Marking the first major U.S. survey of artist Lucio Fontana in more than forty years, The Met Breuer has assembled a landmark show of works from across the artist’s career, unpacking and reassembling disparate threads and conceptual projects from across the expanse of his work to arrive at a roving, exploratory picture of the artist, his career, and his work. Widely known for his Cuts series, slashed paintings that became symbols of the postwar era, Fontana’s work moves in and out of easily framed conceptual projects, and here, his works are allowed to breathe and exchange their ideas, allowing the artist’s work to explore and underscore the depth of his intellectual explorations.
On the Threshold unpacks Fontana’s approach to painting by reevaluating his work in sculpture and decorative arts first and foremost, delving into his early career with works that mix spatial reconfiguration and mixtures of varied craft-based techniques with traditional sculpture, including depictions of women, warriors, and delicate ceramics inspired by undersea imagery.
Yet the exploration of Fontana’s beginnings as a sculptor, including ceramic and environmental sculptures, also allows his work with canvases and painting to emerge as part of the artist’s broader search to integrate the space of art and the viewer into a shared zone. Fontana was well into his career when he used a canvas for the first time, and his first series of perforated paintings, titled Holes (Buchi) are included here, alongside paintings covered with heavy impasto, or decorated with Murano glass. The artist’s work seems to venture out from the canvas in these modes, more drastic interpretations of space that rely on accumulations and deconstructions to finally reach a similar effect.
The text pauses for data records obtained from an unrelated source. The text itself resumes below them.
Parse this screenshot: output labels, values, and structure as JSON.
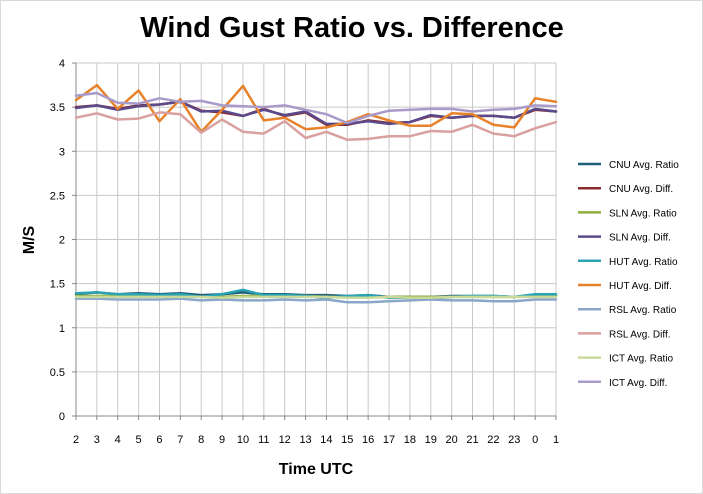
{
  "chart_data": {
    "type": "line",
    "title": "Wind Gust Ratio vs. Difference",
    "xlabel": "Time UTC",
    "ylabel": "M/S",
    "ylim": [
      0,
      4
    ],
    "yticks": [
      "0",
      "0.5",
      "1",
      "1.5",
      "2",
      "2.5",
      "3",
      "3.5",
      "4"
    ],
    "categories": [
      "2",
      "3",
      "4",
      "5",
      "6",
      "7",
      "8",
      "9",
      "10",
      "11",
      "12",
      "13",
      "14",
      "15",
      "16",
      "17",
      "18",
      "19",
      "20",
      "21",
      "22",
      "23",
      "0",
      "1"
    ],
    "grid": true,
    "legend_position": "right",
    "series": [
      {
        "name": "CNU Avg. Ratio",
        "color": "#1f5f7a",
        "values": [
          1.38,
          1.4,
          1.38,
          1.39,
          1.38,
          1.39,
          1.37,
          1.38,
          1.4,
          1.38,
          1.38,
          1.37,
          1.37,
          1.36,
          1.37,
          1.35,
          1.35,
          1.35,
          1.36,
          1.36,
          1.36,
          1.35,
          1.37,
          1.37
        ]
      },
      {
        "name": "CNU Avg. Diff.",
        "color": "#8b2a2a",
        "values": [
          3.5,
          3.52,
          3.48,
          3.52,
          3.53,
          3.56,
          3.46,
          3.44,
          3.4,
          3.48,
          3.4,
          3.44,
          3.3,
          3.3,
          3.35,
          3.32,
          3.33,
          3.4,
          3.38,
          3.4,
          3.4,
          3.38,
          3.47,
          3.45
        ]
      },
      {
        "name": "SLN Avg. Ratio",
        "color": "#8fae3c",
        "values": [
          1.36,
          1.36,
          1.36,
          1.36,
          1.36,
          1.36,
          1.35,
          1.35,
          1.36,
          1.36,
          1.36,
          1.36,
          1.35,
          1.35,
          1.35,
          1.35,
          1.35,
          1.35,
          1.35,
          1.35,
          1.35,
          1.35,
          1.36,
          1.36
        ]
      },
      {
        "name": "SLN Avg. Diff.",
        "color": "#5b4a8b",
        "values": [
          3.49,
          3.52,
          3.47,
          3.51,
          3.53,
          3.56,
          3.45,
          3.46,
          3.4,
          3.47,
          3.41,
          3.45,
          3.31,
          3.31,
          3.34,
          3.31,
          3.33,
          3.41,
          3.38,
          3.4,
          3.4,
          3.38,
          3.48,
          3.45
        ]
      },
      {
        "name": "HUT Avg. Ratio",
        "color": "#2aa3b3",
        "values": [
          1.39,
          1.4,
          1.38,
          1.38,
          1.37,
          1.38,
          1.35,
          1.38,
          1.43,
          1.37,
          1.37,
          1.36,
          1.34,
          1.36,
          1.37,
          1.34,
          1.34,
          1.33,
          1.35,
          1.36,
          1.36,
          1.35,
          1.38,
          1.38
        ]
      },
      {
        "name": "HUT Avg. Diff.",
        "color": "#e8822a",
        "values": [
          3.58,
          3.75,
          3.48,
          3.69,
          3.34,
          3.59,
          3.22,
          3.47,
          3.74,
          3.35,
          3.38,
          3.25,
          3.27,
          3.33,
          3.42,
          3.35,
          3.29,
          3.29,
          3.43,
          3.42,
          3.3,
          3.27,
          3.6,
          3.56
        ]
      },
      {
        "name": "RSL Avg. Ratio",
        "color": "#8aa6c8",
        "values": [
          1.33,
          1.33,
          1.32,
          1.32,
          1.32,
          1.33,
          1.31,
          1.32,
          1.31,
          1.31,
          1.32,
          1.31,
          1.32,
          1.29,
          1.29,
          1.3,
          1.31,
          1.32,
          1.31,
          1.31,
          1.3,
          1.3,
          1.32,
          1.32
        ]
      },
      {
        "name": "RSL Avg. Diff.",
        "color": "#d9a0a0",
        "values": [
          3.38,
          3.43,
          3.36,
          3.37,
          3.44,
          3.42,
          3.21,
          3.36,
          3.22,
          3.2,
          3.34,
          3.15,
          3.22,
          3.13,
          3.14,
          3.17,
          3.17,
          3.23,
          3.22,
          3.3,
          3.2,
          3.17,
          3.26,
          3.33
        ]
      },
      {
        "name": "ICT Avg. Ratio",
        "color": "#c8d99a",
        "values": [
          1.35,
          1.35,
          1.35,
          1.35,
          1.35,
          1.35,
          1.35,
          1.34,
          1.35,
          1.35,
          1.35,
          1.35,
          1.35,
          1.34,
          1.34,
          1.35,
          1.34,
          1.34,
          1.35,
          1.35,
          1.35,
          1.35,
          1.35,
          1.35
        ]
      },
      {
        "name": "ICT Avg. Diff.",
        "color": "#a99bc9",
        "values": [
          3.63,
          3.66,
          3.55,
          3.54,
          3.6,
          3.56,
          3.57,
          3.52,
          3.51,
          3.5,
          3.52,
          3.47,
          3.42,
          3.32,
          3.4,
          3.46,
          3.47,
          3.48,
          3.48,
          3.45,
          3.47,
          3.48,
          3.52,
          3.51
        ]
      }
    ]
  }
}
Yet the Cuts remain Fontana’s enduring legacy, and here take center stage as a powerful conclusion of his artistic practice. Rendered by a single stroke of a Stanley knife across a monochrome canvas while it was still wet, the works are moments of decisive aesthetic deconstruction, a single movement that splits the work and turns it into a mediation between space and surface, the viewer, the wall, and the work bound up in a simple moment of action. Presented here as a series of works moving through a range of different colors and modes, sites and situations, Fontana’s works in this series are a masterclass in minimalism, and how its project allows for increasingly complex interrogations of the gallery, and roles of both viewer and artist within its walls.
Exploring a complex series of spatial iterations and concepts, On the Threshold closes April 14th.